We decide that there isn’t enough time left or infrastructure in place to implement the Azure DevOps Pipeline for automatic upgrades; instead, Tania begins working on a tutorial so we can implement it later.
Tim and I end up in a bit of GitHub hell as we realize that the code to create the Kubernetes cluster is in the setup script, not the deploy script. We refactor some parts so that all of the resources are deployed from the deploy script, and this also means that the Dockerfile only needs to find one script to execute. However, this refactoring causes a complicated merge conflict and some of the bug fixes Tim implemented disappear in a squash merge. (This sounded difficult enough to resolve that I’ve been put off learning about squash merges since!) As team leader, I try to orchestrate whose pull request should be merged first so that all the right code ends up in master.
What did we learn and do?
By the end of the sprint, we don’t quite have a working button deployment, but we do have:
- a set of streamlined scripts for auto-deployment based on the contents of a JSON file,
- an ARM template and Dockerfile that will provide the backend to the blue button after some further debugging,
- a plan to move the project forwards after the sprint.
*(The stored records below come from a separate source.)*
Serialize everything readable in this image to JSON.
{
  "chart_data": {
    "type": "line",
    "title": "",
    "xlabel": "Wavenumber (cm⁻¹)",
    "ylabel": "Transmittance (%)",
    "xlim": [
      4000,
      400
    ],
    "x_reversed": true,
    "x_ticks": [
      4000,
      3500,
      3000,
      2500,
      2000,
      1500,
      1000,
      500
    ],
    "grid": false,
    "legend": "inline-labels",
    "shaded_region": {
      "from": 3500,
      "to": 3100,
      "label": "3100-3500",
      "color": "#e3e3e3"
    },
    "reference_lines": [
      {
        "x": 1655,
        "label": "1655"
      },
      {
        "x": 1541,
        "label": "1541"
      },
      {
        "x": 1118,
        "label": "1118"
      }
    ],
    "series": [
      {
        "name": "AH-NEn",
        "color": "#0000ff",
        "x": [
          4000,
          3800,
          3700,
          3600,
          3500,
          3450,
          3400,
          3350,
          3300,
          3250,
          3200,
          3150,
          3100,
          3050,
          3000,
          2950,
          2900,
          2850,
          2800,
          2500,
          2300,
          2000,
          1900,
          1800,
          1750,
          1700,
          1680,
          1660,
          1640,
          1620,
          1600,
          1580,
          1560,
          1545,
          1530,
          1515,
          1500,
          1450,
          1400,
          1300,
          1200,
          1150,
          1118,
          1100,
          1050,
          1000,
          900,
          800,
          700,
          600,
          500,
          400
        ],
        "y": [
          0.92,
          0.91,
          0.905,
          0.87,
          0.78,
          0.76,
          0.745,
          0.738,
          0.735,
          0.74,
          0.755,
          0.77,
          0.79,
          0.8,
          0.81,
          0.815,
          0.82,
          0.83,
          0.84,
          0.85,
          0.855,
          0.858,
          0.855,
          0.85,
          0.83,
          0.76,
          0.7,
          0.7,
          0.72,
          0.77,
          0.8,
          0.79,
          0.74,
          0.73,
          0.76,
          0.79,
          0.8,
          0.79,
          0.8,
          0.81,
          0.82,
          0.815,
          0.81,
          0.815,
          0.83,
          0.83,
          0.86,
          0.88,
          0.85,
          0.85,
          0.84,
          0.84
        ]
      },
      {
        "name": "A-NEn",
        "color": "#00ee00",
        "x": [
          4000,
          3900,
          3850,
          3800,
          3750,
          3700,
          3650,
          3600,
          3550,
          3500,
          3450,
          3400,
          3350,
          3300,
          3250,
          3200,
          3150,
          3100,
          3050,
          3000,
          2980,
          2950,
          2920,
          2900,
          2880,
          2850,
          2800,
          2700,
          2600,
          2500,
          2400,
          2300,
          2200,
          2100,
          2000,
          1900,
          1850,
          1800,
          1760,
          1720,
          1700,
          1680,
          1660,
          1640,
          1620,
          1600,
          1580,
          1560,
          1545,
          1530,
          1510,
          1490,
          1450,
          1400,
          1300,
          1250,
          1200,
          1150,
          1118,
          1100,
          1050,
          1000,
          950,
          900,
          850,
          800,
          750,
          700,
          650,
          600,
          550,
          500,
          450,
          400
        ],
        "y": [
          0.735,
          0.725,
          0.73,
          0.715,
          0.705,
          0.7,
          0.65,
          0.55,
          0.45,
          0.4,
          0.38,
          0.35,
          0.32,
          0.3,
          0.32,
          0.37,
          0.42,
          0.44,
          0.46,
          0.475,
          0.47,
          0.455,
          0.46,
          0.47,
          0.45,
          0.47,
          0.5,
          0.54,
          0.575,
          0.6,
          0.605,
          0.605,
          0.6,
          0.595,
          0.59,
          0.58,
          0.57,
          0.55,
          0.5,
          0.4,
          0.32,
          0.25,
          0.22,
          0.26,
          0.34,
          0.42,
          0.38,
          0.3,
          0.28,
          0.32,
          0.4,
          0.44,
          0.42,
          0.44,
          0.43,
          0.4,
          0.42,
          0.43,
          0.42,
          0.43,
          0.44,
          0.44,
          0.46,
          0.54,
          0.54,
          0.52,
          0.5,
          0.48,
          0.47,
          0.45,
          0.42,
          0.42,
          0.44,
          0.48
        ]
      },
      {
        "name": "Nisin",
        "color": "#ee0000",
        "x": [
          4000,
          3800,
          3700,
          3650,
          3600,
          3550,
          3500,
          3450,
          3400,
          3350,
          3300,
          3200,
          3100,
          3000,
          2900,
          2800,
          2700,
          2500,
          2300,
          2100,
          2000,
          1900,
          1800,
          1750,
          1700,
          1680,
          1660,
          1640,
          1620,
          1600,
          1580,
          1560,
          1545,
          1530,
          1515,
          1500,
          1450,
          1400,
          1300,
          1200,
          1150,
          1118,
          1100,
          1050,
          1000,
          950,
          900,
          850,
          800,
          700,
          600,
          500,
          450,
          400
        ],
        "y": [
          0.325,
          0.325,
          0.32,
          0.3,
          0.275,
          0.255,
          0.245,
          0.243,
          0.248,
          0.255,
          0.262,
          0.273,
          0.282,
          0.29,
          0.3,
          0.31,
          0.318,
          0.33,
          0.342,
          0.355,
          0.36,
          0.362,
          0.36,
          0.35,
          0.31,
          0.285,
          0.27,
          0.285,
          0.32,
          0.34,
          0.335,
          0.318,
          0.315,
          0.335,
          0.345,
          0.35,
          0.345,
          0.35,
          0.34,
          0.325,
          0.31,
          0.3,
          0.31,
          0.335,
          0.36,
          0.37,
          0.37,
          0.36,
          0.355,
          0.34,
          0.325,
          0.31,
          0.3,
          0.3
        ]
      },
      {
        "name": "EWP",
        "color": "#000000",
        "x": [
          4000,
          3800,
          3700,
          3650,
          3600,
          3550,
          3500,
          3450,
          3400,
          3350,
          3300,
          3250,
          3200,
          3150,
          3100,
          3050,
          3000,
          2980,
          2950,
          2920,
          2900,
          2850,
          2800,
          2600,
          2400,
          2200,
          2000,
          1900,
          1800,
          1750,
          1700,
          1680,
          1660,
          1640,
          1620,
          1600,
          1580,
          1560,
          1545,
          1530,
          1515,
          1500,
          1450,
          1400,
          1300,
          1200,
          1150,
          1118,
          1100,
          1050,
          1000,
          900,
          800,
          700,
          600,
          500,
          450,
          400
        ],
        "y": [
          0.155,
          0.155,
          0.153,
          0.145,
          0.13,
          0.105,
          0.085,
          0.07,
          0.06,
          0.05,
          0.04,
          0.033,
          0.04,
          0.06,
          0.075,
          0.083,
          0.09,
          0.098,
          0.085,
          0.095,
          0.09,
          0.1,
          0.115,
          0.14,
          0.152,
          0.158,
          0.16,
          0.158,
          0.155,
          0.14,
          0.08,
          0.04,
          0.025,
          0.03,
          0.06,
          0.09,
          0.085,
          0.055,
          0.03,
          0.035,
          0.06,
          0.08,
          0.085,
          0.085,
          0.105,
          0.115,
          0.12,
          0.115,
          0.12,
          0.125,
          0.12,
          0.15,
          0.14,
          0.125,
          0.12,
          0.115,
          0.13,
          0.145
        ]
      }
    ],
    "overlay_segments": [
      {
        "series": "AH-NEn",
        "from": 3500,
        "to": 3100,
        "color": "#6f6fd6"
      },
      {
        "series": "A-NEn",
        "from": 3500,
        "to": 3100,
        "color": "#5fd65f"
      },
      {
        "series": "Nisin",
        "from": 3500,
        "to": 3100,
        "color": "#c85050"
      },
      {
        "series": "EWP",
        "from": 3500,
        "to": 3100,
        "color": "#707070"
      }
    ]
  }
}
So what did I learn from those three days?
Coding with other people is fun!
Paired programming is something we try to achieve at the Turing, but it can be difficult to do depending on the project and the time constraints of those working on it.
This was the first time I’d experienced true collaboration. Where I had an idea that I wasn’t sure how to implement, and someone with the skills had helped me shape it and realize it. It gave me a sense of community and belonging. I hope I’ve forged connections with ‘Team BinderHub’ that will last the duration of our careers and we can work together again.
There’s a role for everyone in a team and these are equally important
Even if it’s reviewing code or writing documentation, these are as important (arguably, more so) than the code itself. Code that does what you think it’s doing and has been explained well will have a much longer lifespan than code that is difficult to follow, regardless of how clever it is, and poorly documented.
I found my strength as a leader
You might remember at the beginning of this blog post I mentioned that I’d never led a hack project before, so I also learned a lot about my leadership capabilities.
I think I did well. I identified the strengths of each of my team members and gave them a task suited to them whilst letting them explore new concepts, offering my own insight and opinions when required.
I also think that it was a good choice for me to not be too involved in the coding aspect of this project. Managing the flow into the repository and updating the documentation as new code came in meant that I managed to maintain an overall perspective of the project and could switch gears as questions came in from different areas. I don’t think I could have maintained such a view if I’d been buried in code, and I can always learn from the scripts that we’ve developed at a later point.
Hackathons are not where projects end
While the first 80% of a project to get the infrastructure in place can be achieved in a short amount of time like a hackathon, the last 20% is hard and often takes longer. But this extra effort is necessary for the software to be taken up by others.
If you’d like to try the button to deploy your own BinderHub (or contribute a new feature!), the repo can be found here 👉 github.com/alan-turing-institute/binderhub-deploy. Look for the button below!
Thank You! 💖
I’d like to thank a few people who made this possible:
- Gerard, Imperial College, Tania and Lee Stott from Microsoft for organising such an inspiring event;
- ‘Team BinderHub’ for coming along on this wild ride with me;
- The Binder Team for accepting me into the community and giving me the space to develop such projects;
- and The Turing Way team who introduced me to Binder and the value of community (and documentation!).
Note: this is cross-posted with the Turing Institute blog.